TransUnion has denied violating the 2017 order and is fighting the CFPB lawsuit.
Chopra’s comments partly reflect his experience as one of the Democratic seats on the Federal Trade Commission under President Trump. During his tenure, Chopra was openly critical of the regulator’s history of major investigations into anticompetitive behavior that ultimately resulted in an inconsequential fine against a major company.
In 2019, the FTC fined Facebook $5 billion for the social media company’s numerous privacy violations. Although the fine was the largest ever imposed by the agency, it represented less than 10% of the company’s total sales that year and less than a third of the company’s annual profits. In the interview, Chopra reiterated that he believes the FTC’s actions have done little to stem Facebook’s malpractices.
“It felt like there were two standards at the FTC: Hammer the little guy when he breaks the law, but when a big company commits repeated violations, it felt like nothing happened” , did he declare.
Chopra has publicly referred to the need more application forms that one beautiful Wednesday after a company belonging to Warren Buffett’s Berkshire Hathaway was convicted of unlawfully discriminating against potential black and Latino homeowners.
“We will continue to seek new remedies to ensure that all lenders respect and fulfill their responsibilities and obligations,” Chopra said.

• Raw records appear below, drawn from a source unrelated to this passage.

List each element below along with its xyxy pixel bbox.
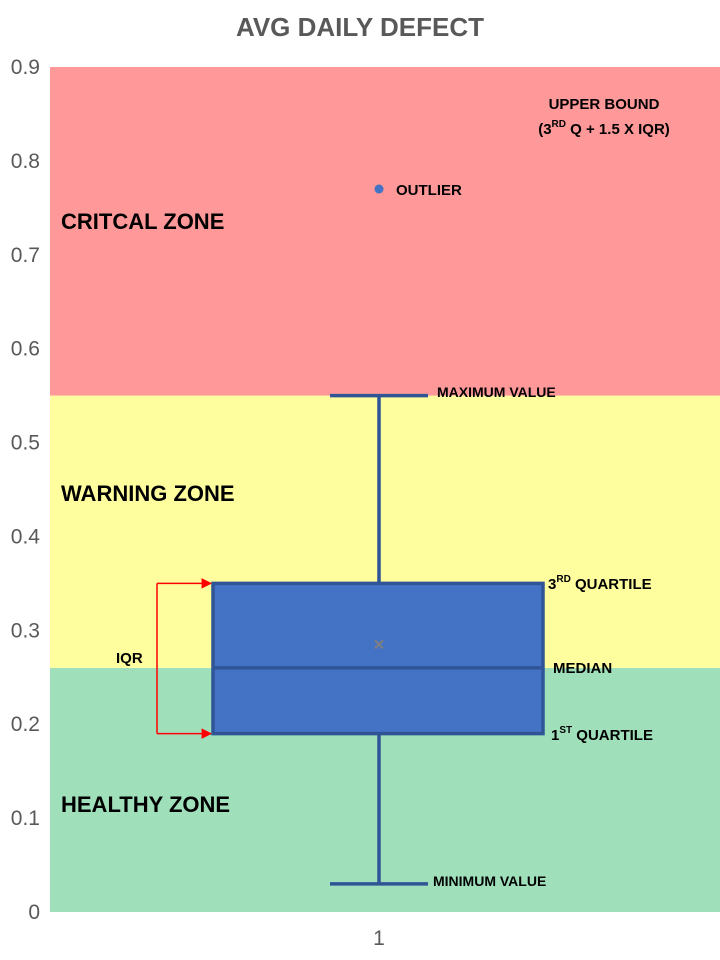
upper-bound-sup: RD [552,119,566,130]
y-tick-label-8: 0.8 [11,150,40,173]
q3-base: 3 [548,576,556,593]
outlier-label: OUTLIER [396,182,462,199]
zone-label-warning: WARNING ZONE [61,481,235,506]
upper-bound-label: UPPER BOUND [549,96,660,113]
zone-band-2 [50,67,720,396]
mean-marker-stroke-b [374,639,384,650]
q3-sup: RD [556,574,570,585]
x-tick-label-0: 1 [373,927,385,950]
upper-bound-formula: (3RD Q + 1.5 X IQR) [538,119,670,138]
y-tick-label-3: 0.3 [11,619,40,642]
upper-bound-open: (3 [538,121,551,138]
zone-label-healthy: HEALTHY ZONE [61,792,230,817]
q1-rest: QUARTILE [572,727,653,744]
iqr-label: IQR [116,650,143,667]
box-plot [156,184,545,886]
q3-rest: QUARTILE [571,576,652,593]
median-label: MEDIAN [553,660,612,677]
outlier-point-0 [374,184,384,194]
y-tick-label-7: 0.7 [11,244,40,267]
zone-label-critical: CRITCAL ZONE [61,209,224,234]
y-tick-label-4: 0.4 [11,525,41,548]
y-axis: 0 0.1 0.2 0.3 0.4 0.5 0.6 0.7 0.8 0.9 1 [11,56,385,950]
maximum-value-label: MAXIMUM VALUE [437,384,556,400]
chart-title: AVG DAILY DEFECT [236,12,484,42]
q1-base: 1 [551,727,559,744]
iqr-box [211,581,545,736]
y-tick-label-0: 0 [28,901,40,924]
minimum-value-label: MINIMUM VALUE [433,873,546,889]
y-tick-label-2: 0.2 [11,713,40,736]
mean-marker [374,639,384,650]
y-tick-label-6: 0.6 [11,338,40,361]
q1-label: 1ST QUARTILE [551,725,653,744]
y-tick-label-5: 0.5 [11,432,40,455]
y-tick-label-1: 0.1 [11,807,40,830]
q3-label: 3RD QUARTILE [548,574,652,593]
q1-sup: ST [559,725,572,736]
y-tick-label-9: 0.9 [11,56,40,79]
upper-bound-rest: Q + 1.5 X IQR) [566,121,670,138]
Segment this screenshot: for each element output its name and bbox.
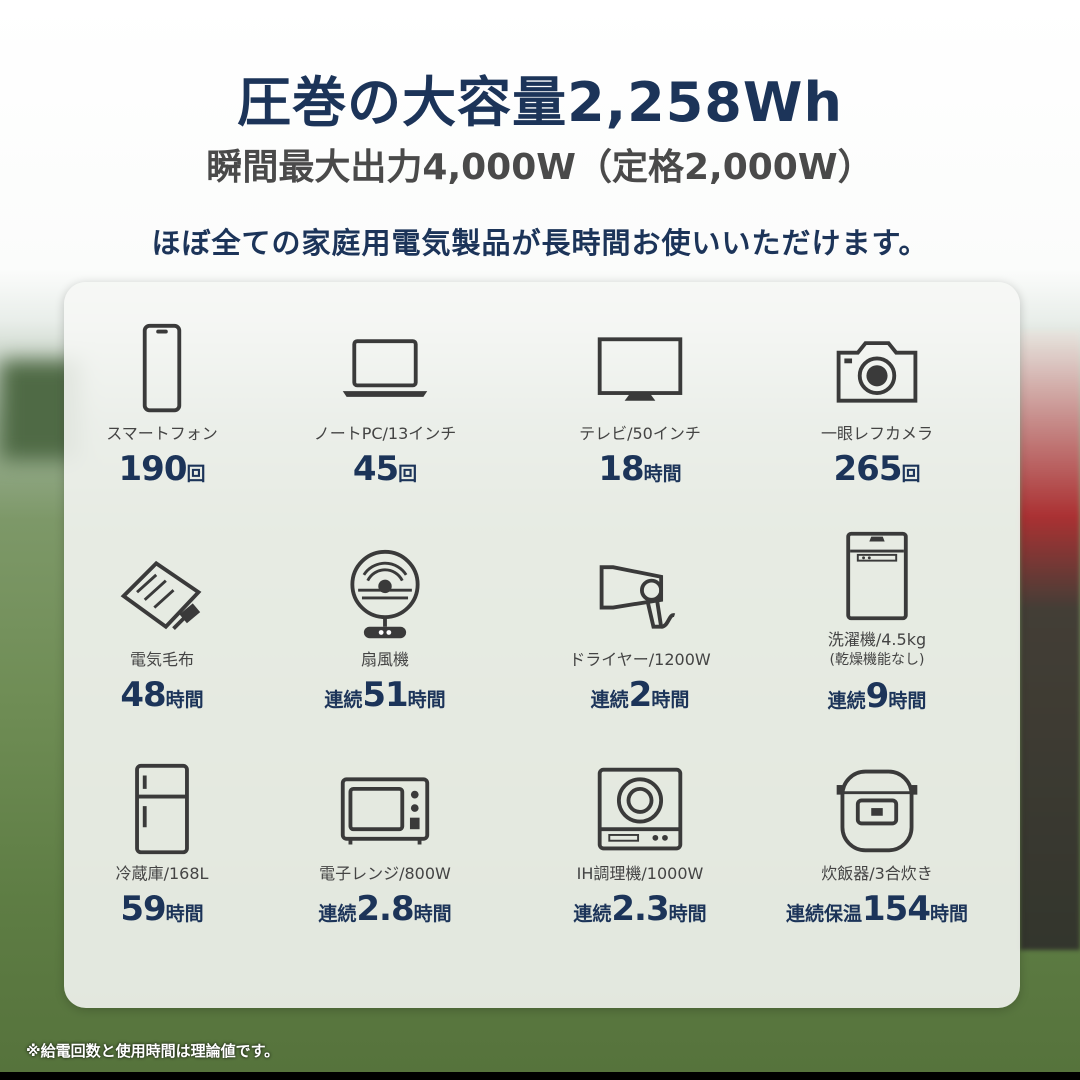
- camera-icon: [836, 341, 918, 403]
- microwave-icon: [340, 777, 430, 845]
- value-prefix: 連続: [318, 903, 357, 925]
- value-number: 2: [628, 675, 653, 715]
- appliance-label: スマートフォン: [43, 424, 281, 443]
- appliance-item: 洗濯機/4.5kg (乾燥機能なし) 連続9時間: [758, 528, 996, 716]
- appliance-label: 電子レンジ/800W: [266, 864, 504, 883]
- appliance-item: 一眼レフカメラ 265回: [758, 322, 996, 489]
- appliance-item: ドライヤー/1200W 連続2時間: [521, 548, 759, 715]
- appliance-item: スマートフォン 190回: [43, 322, 281, 489]
- label-note: (乾燥機能なし): [829, 652, 925, 668]
- value-number: 18: [598, 449, 644, 489]
- label-text: IH調理機/1000W: [576, 864, 704, 883]
- appliance-item: 電気毛布 48時間: [43, 548, 281, 715]
- label-text: 一眼レフカメラ: [820, 424, 933, 443]
- appliance-panel: [64, 282, 1020, 1008]
- appliance-value: 45回: [266, 449, 504, 489]
- subheadline: 瞬間最大出力4,000W（定格2,000W）: [206, 147, 874, 188]
- appliance-item: 冷蔵庫/168L 59時間: [43, 762, 281, 929]
- appliance-label: IH調理機/1000W: [521, 864, 759, 883]
- value-unit: 時間: [643, 463, 682, 485]
- headline: 圧巻の大容量2,258Wh: [237, 71, 843, 134]
- appliance-value: 連続9時間: [758, 676, 996, 716]
- value-number: 9: [865, 676, 890, 716]
- value-unit: 回: [398, 463, 418, 485]
- value-unit: 時間: [165, 689, 204, 711]
- value-number: 265: [833, 449, 903, 489]
- label-text: ノートPC/13インチ: [313, 424, 457, 443]
- smartphone-icon: [142, 323, 182, 413]
- value-prefix: 連続: [324, 689, 363, 711]
- appliance-value: 190回: [43, 449, 281, 489]
- value-unit: 回: [186, 463, 206, 485]
- value-unit: 時間: [407, 689, 446, 711]
- value-unit: 時間: [165, 903, 204, 925]
- value-prefix: 連続: [590, 689, 629, 711]
- value-prefix: 連続: [827, 690, 866, 712]
- washing-machine-icon: [846, 531, 908, 621]
- appliance-label: 炊飯器/3合炊き: [758, 864, 996, 883]
- value-number: 154: [862, 889, 931, 929]
- appliance-label: 洗濯機/4.5kg (乾燥機能なし): [758, 630, 996, 670]
- label-text: 電子レンジ/800W: [319, 864, 451, 883]
- refrigerator-icon: [135, 763, 189, 855]
- appliance-value: 18時間: [521, 449, 759, 489]
- fan-icon: [350, 549, 420, 639]
- value-unit: 回: [901, 463, 921, 485]
- value-unit: 時間: [413, 903, 452, 925]
- appliance-value: 連続2時間: [521, 675, 759, 715]
- value-prefix: 連続保温: [785, 903, 862, 925]
- appliance-label: 扇風機: [266, 650, 504, 669]
- label-text: 電気毛布: [129, 650, 194, 669]
- appliance-item: 電子レンジ/800W 連続2.8時間: [266, 762, 504, 929]
- appliance-value: 連続2.3時間: [521, 889, 759, 929]
- appliance-value: 48時間: [43, 675, 281, 715]
- appliance-item: 扇風機 連続51時間: [266, 548, 504, 715]
- label-text: テレビ/50インチ: [579, 424, 701, 443]
- footnote: ※給電回数と使用時間は理論値です。: [26, 1042, 280, 1060]
- value-unit: 時間: [651, 689, 690, 711]
- tagline: ほぼ全ての家庭用電気製品が長時間お使いいただけます。: [151, 226, 929, 260]
- value-unit: 時間: [668, 903, 707, 925]
- label-text: 洗濯機/4.5kg: [827, 630, 927, 649]
- appliance-value: 265回: [758, 449, 996, 489]
- appliance-value: 連続51時間: [266, 675, 504, 715]
- label-text: スマートフォン: [106, 424, 218, 443]
- electric-blanket-icon: [120, 560, 202, 630]
- appliance-item: IH調理機/1000W 連続2.3時間: [521, 762, 759, 929]
- appliance-label: ドライヤー/1200W: [521, 650, 759, 669]
- rice-cooker-icon: [836, 769, 918, 853]
- value-number: 2.8: [356, 889, 414, 929]
- value-number: 190: [118, 449, 188, 489]
- appliance-value: 連続保温154時間: [758, 889, 996, 929]
- appliance-value: 59時間: [43, 889, 281, 929]
- appliance-item: ノートPC/13インチ 45回: [266, 322, 504, 489]
- laptop-icon: [342, 339, 428, 397]
- label-text: 扇風機: [360, 650, 409, 669]
- label-text: 炊飯器/3合炊き: [821, 864, 933, 883]
- value-number: 45: [352, 449, 399, 489]
- label-text: ドライヤー/1200W: [569, 650, 711, 669]
- appliance-value: 連続2.8時間: [266, 889, 504, 929]
- value-number: 48: [120, 675, 166, 715]
- label-text: 冷蔵庫/168L: [115, 864, 209, 883]
- value-number: 59: [120, 889, 166, 929]
- appliance-item: テレビ/50インチ 18時間: [521, 322, 759, 489]
- value-number: 51: [362, 675, 408, 715]
- appliance-item: 炊飯器/3合炊き 連続保温154時間: [758, 762, 996, 929]
- appliance-label: テレビ/50インチ: [521, 424, 759, 443]
- value-number: 2.3: [611, 889, 669, 929]
- bottom-border: [0, 1072, 1080, 1080]
- appliance-label: 電気毛布: [43, 650, 281, 669]
- value-unit: 時間: [888, 690, 927, 712]
- tv-icon: [597, 337, 683, 401]
- hair-dryer-icon: [599, 565, 676, 629]
- induction-cooker-icon: [597, 767, 683, 851]
- value-unit: 時間: [929, 903, 968, 925]
- appliance-label: 冷蔵庫/168L: [43, 864, 281, 883]
- appliance-label: 一眼レフカメラ: [758, 424, 996, 443]
- value-prefix: 連続: [573, 903, 612, 925]
- appliance-label: ノートPC/13インチ: [266, 424, 504, 443]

Other financial regulators have also taken a multifaceted approach. Regulators have fined Wells Fargo billions of dollars for various bad practices, including pressuring its employees to illegally open millions of bogus accounts to meet unrealistic sales targets.
But the Federal Reserve went further. Wells has remained under constraints set by the Fed since 2018, unable to expand its business until the central bank deems its culture issues resolved.